I have written a script for stemming English words, it does a decent job but it takes forever when I use it on big files, which have more than 1000 words, one per line. Are there ways to speed it up? Maybe a different approach altogether? Different programming language? Different stemmer?

file=$1
while read -r a
do
b="$(echo "$a" | hunspell -s -d en_US | wc -l)"
if [[ "$b" -eq 2 ]]
 then
   g="$(echo "$a" | hunspell -s -d en_US | wc -w)"
   if [[ "$g" -eq 1 ]]
    then
     echo "$a" | hunspell -s -d en_US | awk 'FNR==1 {print $1}'
    else
     echo "$a" | hunspell -s -d en_US | awk 'FNR==1 {print $2}'
   fi
 else
   if [[ "$a" == *ing ]] || [[ "$a" == *ed ]]
     then
       echo "$a" | hunspell -s -d en_US | awk 'FNR==2 {print $2}'
     else
       echo "$a" | hunspell -s -d en_US | awk 'FNR==1 {print $1}'
   fi
fi
done < "$file" 

Here's an example of what it does.

input file

cliché
womb
range
strain
fiddle
coup
earnest
touched
gave
dazzling
blindfolded
stagger
buying
insignia

output

cliché
womb
range
strain
fiddle
coup
earnest
touch
give
dazzle
blindfold
stagger
buy
insignia

How it works

If you run hunspell -s -d en_US word, it can give you different results depending on a word.
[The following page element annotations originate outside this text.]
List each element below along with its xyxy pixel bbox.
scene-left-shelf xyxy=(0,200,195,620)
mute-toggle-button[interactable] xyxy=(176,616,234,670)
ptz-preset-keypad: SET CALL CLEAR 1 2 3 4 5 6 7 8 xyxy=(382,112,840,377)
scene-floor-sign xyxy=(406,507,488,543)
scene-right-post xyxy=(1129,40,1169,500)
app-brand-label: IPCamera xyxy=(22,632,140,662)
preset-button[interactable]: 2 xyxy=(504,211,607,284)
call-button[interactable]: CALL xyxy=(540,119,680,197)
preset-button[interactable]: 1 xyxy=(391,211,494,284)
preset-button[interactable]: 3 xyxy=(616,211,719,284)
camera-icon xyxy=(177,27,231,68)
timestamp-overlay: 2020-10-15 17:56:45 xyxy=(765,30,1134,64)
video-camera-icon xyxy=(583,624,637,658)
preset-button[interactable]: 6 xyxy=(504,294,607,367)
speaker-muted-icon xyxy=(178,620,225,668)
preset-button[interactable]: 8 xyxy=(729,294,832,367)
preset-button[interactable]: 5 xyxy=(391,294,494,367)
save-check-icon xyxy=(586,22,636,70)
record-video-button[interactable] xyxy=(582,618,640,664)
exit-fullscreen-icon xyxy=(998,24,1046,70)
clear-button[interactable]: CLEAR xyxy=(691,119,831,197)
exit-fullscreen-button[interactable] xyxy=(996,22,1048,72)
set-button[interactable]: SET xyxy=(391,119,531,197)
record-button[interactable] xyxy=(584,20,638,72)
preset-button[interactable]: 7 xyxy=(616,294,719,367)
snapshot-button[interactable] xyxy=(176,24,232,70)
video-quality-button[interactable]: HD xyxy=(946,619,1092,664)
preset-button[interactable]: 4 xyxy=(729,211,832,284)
Options, and actions to take, follow:

  • One line with one word (print that word)
  • One line with two words (print second word)
  • Two lines with two words; ends with "ing" or "ed" (print second word on second line)
  • Two lines with two words; not ending with "ing" or "ed" (print first word on first line)

Solution

  • The following emits the exact same output (but for changing gave to give, which my hunspell appears not to have in its dictionary) -- and far, far faster:

    last_word=; stems=( )
    while read -r word stem _; do
      if [[ $word ]]; then
        last_word=$word
        [[ $stem ]] && stems+=( "$stem" )
      else
        if (( ${#stems[@]} == 0 )); then
          printf '%s\n' "$last_word"        # no stems available; print input word
        elif (( ${#stems[@]} == 1 )); then
          printf '%s\n' "${stems[0]}"       # found one stem; print it.
        else
          case $last_word in
            *ing|*ed) printf '%s\n' "${stems[1]}" ;; # "ing" or "ed": print the 2nd stem
            *)        printf '%s\n' "${stems[0]}" ;; # otherwise: print the 1st stem
          esac
        fi
        stems=( )
      fi
    done < <(hunspell -s -d en_US <"$1")
    

    Note that this runs hunspell only once for the whole file, not once per word; it's restarting hunspell over and over, not anything to do with bash, where your script is spending all its time.